Not sure why someone would even suggest getting away from a 90 plus furnace, other than they are not paying the gas bill or they have no idea how to fix yours. Give me a little more detail, what it sound like top me is you need to fire your HVAC guy and find a certified one that knows what they are doing. Give me a model, series and a good explination of what is going on and I will give you what you need to get that furnace back up to par.

Good luck
Rusty


----------



## hifiuser (Feb 8, 2007)

Hi Rusty,

I will email you on the details and model# later today .. thanks for your help in advance. The repair shop is a Carrier dealer and they are coming to have a look at the problem in 2 hours.

regards,
Tom


----------



## hifiuser (Feb 8, 2007)

Hi Rusty,

The model # of my Carrier furnace is 58MXA080 and it was installed in 1994 together with a Carrier A/C. I mentioned the A/C because the coil is sitting on top of the furnace and the recent motor burn caused the furnace surrounding metal to heat up so much that it actually melted some of 
the rubber around the A/C coil (this was discovered today). 
I am not handy with the furnace and have to rely on the repair man. I will recount the event leading up to today's conclusion. 
· Monday morning woke up with smoke everywhere, furnace very hot and not working. Carrier repairman show-up and told me the motor and the limiter has gone bad. 
· The motor was replaced in the afternoon. 
· I discovered later that night that the furnace went non-stop in very short cycle (about 10 mins). By that I mean it will start with the vent motor, gas burning, blow motor activating .. . and then the burn stops and the blow motor stop and then it will start all over with the vent motor again.
· The truth came out this afternoon. The vent motor start making loud noises and finally died. 
· As I mentioned earlier the coil’s rubber was damaged and water would leak into the furnace during summer cooling . I was told that the whole coil unit will have to be replace since Carrier do not have a part for the rubber. 

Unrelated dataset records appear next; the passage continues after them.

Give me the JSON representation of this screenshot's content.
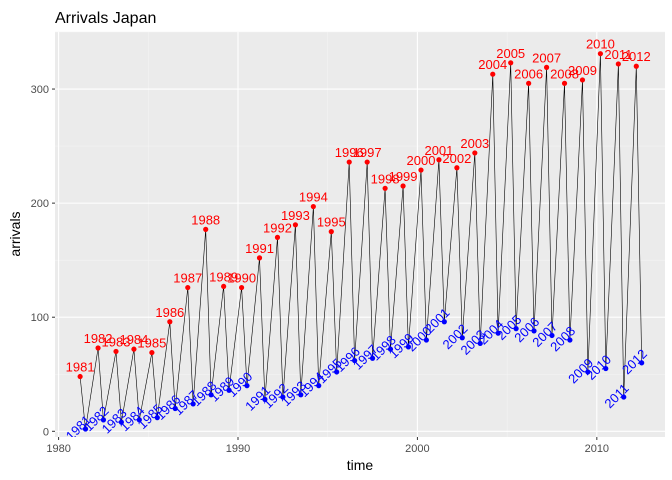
{
  "chart_data": {
    "type": "line",
    "title": "Arrivals Japan",
    "xlabel": "time",
    "ylabel": "arrivals",
    "xlim": [
      1979.8,
      2013.8
    ],
    "ylim": [
      -5,
      350
    ],
    "x_ticks": [
      1980,
      1990,
      2000,
      2010
    ],
    "y_ticks": [
      0,
      100,
      200,
      300
    ],
    "grid": true,
    "legend": "none",
    "colors": {
      "panel": "#ebebeb",
      "grid_major": "#ffffff",
      "grid_minor": "#f4f4f4",
      "series_line": "#000000",
      "high_points": "#ff0000",
      "low_points": "#0000ff"
    },
    "annual_high_points": [
      {
        "x": 1981.2,
        "y": 48,
        "label": "1981"
      },
      {
        "x": 1982.2,
        "y": 73,
        "label": "1982"
      },
      {
        "x": 1983.2,
        "y": 70,
        "label": "1983"
      },
      {
        "x": 1984.2,
        "y": 72,
        "label": "1984"
      },
      {
        "x": 1985.2,
        "y": 69,
        "label": "1985"
      },
      {
        "x": 1986.2,
        "y": 96,
        "label": "1986"
      },
      {
        "x": 1987.2,
        "y": 126,
        "label": "1987"
      },
      {
        "x": 1988.2,
        "y": 177,
        "label": "1988"
      },
      {
        "x": 1989.2,
        "y": 127,
        "label": "1989"
      },
      {
        "x": 1990.2,
        "y": 126,
        "label": "1990"
      },
      {
        "x": 1991.2,
        "y": 152,
        "label": "1991"
      },
      {
        "x": 1992.2,
        "y": 170,
        "label": "1992"
      },
      {
        "x": 1993.2,
        "y": 181,
        "label": "1993"
      },
      {
        "x": 1994.2,
        "y": 197,
        "label": "1994"
      },
      {
        "x": 1995.2,
        "y": 175,
        "label": "1995"
      },
      {
        "x": 1996.2,
        "y": 236,
        "label": "1996"
      },
      {
        "x": 1997.2,
        "y": 236,
        "label": "1997"
      },
      {
        "x": 1998.2,
        "y": 213,
        "label": "1998"
      },
      {
        "x": 1999.2,
        "y": 215,
        "label": "1999"
      },
      {
        "x": 2000.2,
        "y": 229,
        "label": "2000"
      },
      {
        "x": 2001.2,
        "y": 238,
        "label": "2001"
      },
      {
        "x": 2002.2,
        "y": 231,
        "label": "2002"
      },
      {
        "x": 2003.2,
        "y": 244,
        "label": "2003"
      },
      {
        "x": 2004.2,
        "y": 313,
        "label": "2004"
      },
      {
        "x": 2005.2,
        "y": 323,
        "label": "2005"
      },
      {
        "x": 2006.2,
        "y": 305,
        "label": "2006"
      },
      {
        "x": 2007.2,
        "y": 319,
        "label": "2007"
      },
      {
        "x": 2008.2,
        "y": 305,
        "label": "2008"
      },
      {
        "x": 2009.2,
        "y": 308,
        "label": "2009"
      },
      {
        "x": 2010.2,
        "y": 331,
        "label": "2010"
      },
      {
        "x": 2011.2,
        "y": 322,
        "label": "2011"
      },
      {
        "x": 2012.2,
        "y": 320,
        "label": "2012"
      }
    ],
    "annual_low_points": [
      {
        "x": 1981.5,
        "y": 2,
        "label": "1981"
      },
      {
        "x": 1982.5,
        "y": 10,
        "label": "1982"
      },
      {
        "x": 1983.5,
        "y": 8,
        "label": "1983"
      },
      {
        "x": 1984.5,
        "y": 10,
        "label": "1984"
      },
      {
        "x": 1985.5,
        "y": 12,
        "label": "1985"
      },
      {
        "x": 1986.5,
        "y": 20,
        "label": "1986"
      },
      {
        "x": 1987.5,
        "y": 24,
        "label": "1987"
      },
      {
        "x": 1988.5,
        "y": 32,
        "label": "1988"
      },
      {
        "x": 1989.5,
        "y": 36,
        "label": "1989"
      },
      {
        "x": 1990.5,
        "y": 40,
        "label": "1990"
      },
      {
        "x": 1991.5,
        "y": 28,
        "label": "1991"
      },
      {
        "x": 1992.5,
        "y": 30,
        "label": "1992"
      },
      {
        "x": 1993.5,
        "y": 32,
        "label": "1993"
      },
      {
        "x": 1994.5,
        "y": 40,
        "label": "1994"
      },
      {
        "x": 1995.5,
        "y": 52,
        "label": "1995"
      },
      {
        "x": 1996.5,
        "y": 62,
        "label": "1996"
      },
      {
        "x": 1997.5,
        "y": 64,
        "label": "1997"
      },
      {
        "x": 1998.5,
        "y": 72,
        "label": "1998"
      },
      {
        "x": 1999.5,
        "y": 74,
        "label": "1999"
      },
      {
        "x": 2000.5,
        "y": 80,
        "label": "2000"
      },
      {
        "x": 2001.5,
        "y": 96,
        "label": "2001"
      },
      {
        "x": 2002.5,
        "y": 82,
        "label": "2002"
      },
      {
        "x": 2003.5,
        "y": 77,
        "label": "2003"
      },
      {
        "x": 2004.5,
        "y": 86,
        "label": "2004"
      },
      {
        "x": 2005.5,
        "y": 90,
        "label": "2005"
      },
      {
        "x": 2006.5,
        "y": 88,
        "label": "2006"
      },
      {
        "x": 2007.5,
        "y": 84,
        "label": "2007"
      },
      {
        "x": 2008.5,
        "y": 80,
        "label": "2008"
      },
      {
        "x": 2009.5,
        "y": 52,
        "label": "2009"
      },
      {
        "x": 2010.5,
        "y": 55,
        "label": "2010"
      },
      {
        "x": 2011.5,
        "y": 30,
        "label": "2011"
      },
      {
        "x": 2012.5,
        "y": 60,
        "label": "2012"
      }
    ]
  }
}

I am thinking of replacing the whole furnace because I am sick and tired of replacing parts once every 2 years. I am on my third circuit board and god knows what will happen next. 
The comment about high-efficiency furnace not reliable was actually made by a friend who has a lot of problems with his unit too. What is your opinion on this subject and should I stay with Carrier again or something else?

Regards
Tom


----------



## rakes9720 (Dec 13, 2006)

High efficiency furnaces are supposed to last longer, and you save a lot more money - especially in Toronto where it gets cold in the winter. Carrier is a very good brand. As long as any furnace is installed properly and maintained properly, it will last a long time.


----------



## #CARRIERMAN (Oct 18, 2006)

Hi hifiuser

If you are talking about the drain pan on the evaporator, it can be replaced. If you will give me the model of the evaporator coil I will look up the part number for you. It should be a CK5AXA or BXA coil, I will need all of the number on the evap though. As far as the furnace, I have the exact same one in the upstairs of my house I installed in 1998. The only thing other than the yearly check and monthly filter changes I have ever had to do to this furnace is change out the board, that was due to lightning though. You have a excellent furnace, I think you would be dramatically dissapointed in something else.

Good luck
Rusty


----------



## hifiuser (Feb 8, 2007)

Hi Rusty,

What kind of yearly check do you need on this kind of furnace? 

Regards,
Tom


----------